Better cluster configuration for 63 terrabyes of data

Hey gang, out team has an Elasticsearch cluster filled with HTML documents. Here is some data abour our current configuration:

  • It consists of 10 data nodes, each with a heap.size of 32GB
  • It contains a total of 600 shards
  • Each shard is 1000GB in size
    Due to this configuration, we are looking into a better configuration. Here is the new plan:
  • Have 20 shards per gigabyte of heap per data node. For 32GB per data node, thats 6,400 possible shards.
  • To keep each shard at 30GB or less, we would need 2,100 shards.
    Since an index can't have more then 1000 shards inside of it, we are trying to decide what the best course of action would be. We are considering having two indexes with an alias connecting them. Does the math look good to eveyone or am I missing a vital piece here? Does anyone have any suggestions on how we can improve pur configuration here?

This is way beyond the official recommendation on shard sizing. In general the ideal shard size will depend on the data and queries. Larger shards can mean slower queries, but if a shard size of 50GB is able to meet your query SLAs this is often a good size to aim for.

If I calculate correctly this comes to 600TB and not 63TB. What is correct?

I hope the heap size is a bit les than 32GB so you benefit from the use of compressed pointers. You should be able to see this logged on startup.

This is an old guideline that is not necessarily applicable in the most recent versions of Elasticsearch. In order versions it was never a recommended level but rather a maximum level as a lot of users ended up in trouble by oversharding their clusters.
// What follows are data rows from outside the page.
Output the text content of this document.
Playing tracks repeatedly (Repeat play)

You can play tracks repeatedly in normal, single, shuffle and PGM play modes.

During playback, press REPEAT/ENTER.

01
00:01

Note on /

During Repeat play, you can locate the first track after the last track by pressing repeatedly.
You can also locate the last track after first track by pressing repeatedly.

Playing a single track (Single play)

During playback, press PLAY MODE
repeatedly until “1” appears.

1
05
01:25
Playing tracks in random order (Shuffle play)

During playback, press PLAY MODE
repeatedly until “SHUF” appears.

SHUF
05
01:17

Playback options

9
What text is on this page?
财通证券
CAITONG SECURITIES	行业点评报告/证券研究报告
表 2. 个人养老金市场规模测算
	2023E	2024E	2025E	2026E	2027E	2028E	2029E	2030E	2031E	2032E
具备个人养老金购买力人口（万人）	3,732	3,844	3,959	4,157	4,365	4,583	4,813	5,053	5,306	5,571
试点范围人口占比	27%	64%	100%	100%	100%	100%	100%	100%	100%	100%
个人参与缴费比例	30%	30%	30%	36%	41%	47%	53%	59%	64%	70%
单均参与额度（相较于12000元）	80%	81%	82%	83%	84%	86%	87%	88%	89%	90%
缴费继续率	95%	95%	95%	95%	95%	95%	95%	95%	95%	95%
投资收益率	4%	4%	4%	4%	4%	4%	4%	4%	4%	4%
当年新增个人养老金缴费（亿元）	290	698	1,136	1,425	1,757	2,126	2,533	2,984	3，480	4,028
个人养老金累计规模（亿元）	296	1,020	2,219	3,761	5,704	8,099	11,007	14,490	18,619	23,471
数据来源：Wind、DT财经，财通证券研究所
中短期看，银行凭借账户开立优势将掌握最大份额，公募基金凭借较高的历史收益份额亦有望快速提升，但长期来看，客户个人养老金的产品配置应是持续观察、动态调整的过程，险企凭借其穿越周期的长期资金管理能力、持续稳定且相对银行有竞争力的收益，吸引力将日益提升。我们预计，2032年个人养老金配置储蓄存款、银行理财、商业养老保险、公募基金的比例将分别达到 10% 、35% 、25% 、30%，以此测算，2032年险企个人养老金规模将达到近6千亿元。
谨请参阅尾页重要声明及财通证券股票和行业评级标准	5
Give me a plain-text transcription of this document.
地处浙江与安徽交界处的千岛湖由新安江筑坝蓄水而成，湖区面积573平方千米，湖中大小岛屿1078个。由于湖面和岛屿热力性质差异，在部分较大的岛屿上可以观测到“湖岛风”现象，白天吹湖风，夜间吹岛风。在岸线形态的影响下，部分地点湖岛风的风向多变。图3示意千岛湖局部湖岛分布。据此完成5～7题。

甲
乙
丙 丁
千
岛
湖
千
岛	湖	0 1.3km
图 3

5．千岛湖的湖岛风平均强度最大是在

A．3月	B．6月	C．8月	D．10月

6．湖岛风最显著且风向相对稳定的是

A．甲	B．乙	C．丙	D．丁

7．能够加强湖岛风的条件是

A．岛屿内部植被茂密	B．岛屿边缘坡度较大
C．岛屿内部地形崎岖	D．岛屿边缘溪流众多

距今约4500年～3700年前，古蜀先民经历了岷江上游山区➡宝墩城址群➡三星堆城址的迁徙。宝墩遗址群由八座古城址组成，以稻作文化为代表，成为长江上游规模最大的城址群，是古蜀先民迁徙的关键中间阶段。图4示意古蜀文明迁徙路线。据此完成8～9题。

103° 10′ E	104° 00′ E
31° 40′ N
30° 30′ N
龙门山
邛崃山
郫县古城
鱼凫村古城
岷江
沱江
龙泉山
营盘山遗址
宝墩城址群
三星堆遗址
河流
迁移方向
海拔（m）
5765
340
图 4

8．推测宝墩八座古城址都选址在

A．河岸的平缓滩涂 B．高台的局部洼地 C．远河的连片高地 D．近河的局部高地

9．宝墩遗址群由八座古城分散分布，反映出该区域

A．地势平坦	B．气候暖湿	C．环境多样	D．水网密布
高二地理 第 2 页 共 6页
Splitting it up into multiple indices might be a good idea and you can use an alias to query the data. Note that you will need to index/update/delete documents directly through the index name though and can not do this through the alias.

Can you describe the use case in more detail? What are the querying and index/update patterns?

Are all queries run against all data? Is your current cluster meeting your performance requirements? If not, what issues are you having with the current setup?

Which version of Elasticsearch are you using?

I'm not sure this is the main concern with shards larger than 50GiB. A tiny number of enormous shards will limit the concurrency of individual searches (in older ES versions) which could have an impact on individual search latency (but not overall throughput), but with 60 shards per node this is likely not a huge concern. Recent ES versions will parallelize searches by segment rather than by shard so maybe not at all important any more.

Oversized shards are a bit more of a pain to manage (e.g. they take correspondingly longer to recover after a node failure) but it's not a huge deal IMO.

As Christian says, recent ES versions can cope with many more shards than this.

This is the key question: what problems are you trying to solve here? Do you really need to change anything?

1 Like

Hey crew,

Thanks for the fast replies! Our current cluster configuration of 1000GB per index is not meeting our query reqiorements. Since we are querying against HTML document, we query a single field and check if it contains the substring we are passing in. This works fine when we query one keywords against it, however, when we query 10 different substrings against it, it leads to huge CPU utilization spikes.

Could you please provide the full output of the cluster stats API?

What does a typical query look like? What does a sample document look like? What are the mappings of the index?

Can you explain why this is undesirable? If you ask ES to do some work, it seems like you would want it to use all the resources it can to complete the work as fast as possible.